That said, in practice, the change might not mean much. The Washington Post‘s Brad Plumer points out that it’s already three years since the Bank’s last big funding of a coal project, when it loaned $3bn to South Africa to build a plant near Johannesburg.

But the new president of the Bank, Jim Yong Kim, warns that there’ll be at least one difficult choice quite soon. Plumer writes:

The one major test of the new policy will come in Kosovo,which wants to build a new 600-megawatt plant fired by lignite coal, a particularly carbon-intensive fuel. The bank needs to decide whether to offer loan guarantees, and Kim has signaled before that Kosovo may be an exception to the coal ban. “Climate change and the coal issue is one thing,” hesaid in April, “but the humanitarian issue is another, and we cannot turn our backs on the people of Kosovo who face freezing to death if we don’t move in.”

The move follows the Obama administration’s plan to do the same thing.
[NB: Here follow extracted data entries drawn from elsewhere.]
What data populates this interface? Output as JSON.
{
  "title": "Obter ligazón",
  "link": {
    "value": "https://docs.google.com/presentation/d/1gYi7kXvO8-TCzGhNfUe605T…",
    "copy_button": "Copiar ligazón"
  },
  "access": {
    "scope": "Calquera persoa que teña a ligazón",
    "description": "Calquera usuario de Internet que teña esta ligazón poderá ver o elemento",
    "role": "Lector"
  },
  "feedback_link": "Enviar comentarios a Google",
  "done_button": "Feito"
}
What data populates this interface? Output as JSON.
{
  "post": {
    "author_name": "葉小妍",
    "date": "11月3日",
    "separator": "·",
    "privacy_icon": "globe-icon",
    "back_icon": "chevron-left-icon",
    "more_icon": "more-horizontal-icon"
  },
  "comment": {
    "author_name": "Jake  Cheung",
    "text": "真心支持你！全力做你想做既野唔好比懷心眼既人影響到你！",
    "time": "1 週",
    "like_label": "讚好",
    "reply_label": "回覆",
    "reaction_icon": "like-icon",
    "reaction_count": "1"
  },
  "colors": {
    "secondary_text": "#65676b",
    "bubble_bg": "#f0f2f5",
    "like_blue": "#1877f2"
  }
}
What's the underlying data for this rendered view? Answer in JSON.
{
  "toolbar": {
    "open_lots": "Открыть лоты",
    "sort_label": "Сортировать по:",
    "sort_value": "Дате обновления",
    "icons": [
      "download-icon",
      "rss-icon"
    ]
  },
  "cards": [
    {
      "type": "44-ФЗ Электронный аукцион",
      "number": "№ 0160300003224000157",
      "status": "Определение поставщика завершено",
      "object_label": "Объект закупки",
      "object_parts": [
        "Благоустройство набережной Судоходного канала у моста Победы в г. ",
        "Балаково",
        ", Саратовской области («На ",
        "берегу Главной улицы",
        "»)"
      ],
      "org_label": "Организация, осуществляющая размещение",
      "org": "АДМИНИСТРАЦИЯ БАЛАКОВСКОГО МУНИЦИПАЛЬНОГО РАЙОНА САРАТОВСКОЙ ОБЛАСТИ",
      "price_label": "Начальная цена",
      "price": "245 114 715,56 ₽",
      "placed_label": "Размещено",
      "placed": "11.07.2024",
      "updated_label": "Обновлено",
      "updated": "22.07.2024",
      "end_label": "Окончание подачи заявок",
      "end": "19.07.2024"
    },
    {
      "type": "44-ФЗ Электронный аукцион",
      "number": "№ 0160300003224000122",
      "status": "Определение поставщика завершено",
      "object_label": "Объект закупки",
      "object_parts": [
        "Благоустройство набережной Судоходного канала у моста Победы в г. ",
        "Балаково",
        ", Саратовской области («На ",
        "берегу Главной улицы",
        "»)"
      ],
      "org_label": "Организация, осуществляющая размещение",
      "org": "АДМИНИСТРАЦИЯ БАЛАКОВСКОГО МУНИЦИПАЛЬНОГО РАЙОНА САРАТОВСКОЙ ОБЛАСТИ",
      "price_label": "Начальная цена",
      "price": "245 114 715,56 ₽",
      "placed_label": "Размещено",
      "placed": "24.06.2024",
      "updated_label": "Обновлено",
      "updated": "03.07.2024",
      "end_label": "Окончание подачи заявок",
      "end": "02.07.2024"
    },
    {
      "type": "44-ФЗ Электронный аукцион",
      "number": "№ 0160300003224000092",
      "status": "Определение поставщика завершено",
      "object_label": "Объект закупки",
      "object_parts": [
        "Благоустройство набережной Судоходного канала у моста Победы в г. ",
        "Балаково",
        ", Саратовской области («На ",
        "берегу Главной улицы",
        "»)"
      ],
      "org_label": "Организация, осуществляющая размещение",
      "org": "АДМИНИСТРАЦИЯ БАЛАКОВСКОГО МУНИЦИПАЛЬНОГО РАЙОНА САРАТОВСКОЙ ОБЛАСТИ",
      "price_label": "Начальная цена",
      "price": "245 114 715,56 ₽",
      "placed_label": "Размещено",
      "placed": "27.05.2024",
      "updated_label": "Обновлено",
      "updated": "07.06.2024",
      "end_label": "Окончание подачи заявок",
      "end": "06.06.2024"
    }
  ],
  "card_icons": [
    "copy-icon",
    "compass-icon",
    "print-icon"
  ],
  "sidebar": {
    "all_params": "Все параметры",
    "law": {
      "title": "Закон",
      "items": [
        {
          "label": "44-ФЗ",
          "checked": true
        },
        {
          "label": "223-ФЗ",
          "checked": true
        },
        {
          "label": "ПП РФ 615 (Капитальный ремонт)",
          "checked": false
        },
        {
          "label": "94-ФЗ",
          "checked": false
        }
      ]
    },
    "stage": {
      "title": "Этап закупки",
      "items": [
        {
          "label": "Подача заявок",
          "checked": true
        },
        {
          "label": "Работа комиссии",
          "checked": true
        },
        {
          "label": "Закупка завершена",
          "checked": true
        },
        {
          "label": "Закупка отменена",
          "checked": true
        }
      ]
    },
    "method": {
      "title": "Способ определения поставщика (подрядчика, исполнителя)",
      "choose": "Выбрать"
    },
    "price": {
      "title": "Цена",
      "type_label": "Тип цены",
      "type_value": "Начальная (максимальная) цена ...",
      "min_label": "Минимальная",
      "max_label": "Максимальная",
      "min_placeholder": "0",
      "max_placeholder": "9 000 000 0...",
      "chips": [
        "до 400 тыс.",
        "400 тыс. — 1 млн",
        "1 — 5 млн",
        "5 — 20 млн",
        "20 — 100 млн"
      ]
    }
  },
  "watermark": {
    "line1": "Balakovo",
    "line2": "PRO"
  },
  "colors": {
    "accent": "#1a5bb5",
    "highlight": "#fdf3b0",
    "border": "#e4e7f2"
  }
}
In June, the president said that he was “calling for an end to public financing for new coal plants overseas unless they deploy carbon-capture technologies, or there’s no other viable way for the poorest countries to generate electricity”, which mainly affected the US Export-Import Bank, an institution which loans money to foreign nations looking to buy infrastructure from American companies.

All said and done, though, the fact that the biggest recent shifts against fossil-fuel generation are limits on foreign contribution is telling. When countries start changing their own behaviour – rather than just attempting to change other’s – is when we’ll know they are really serious about cutting emissions. And they need to be really serious really soon, because time is running out.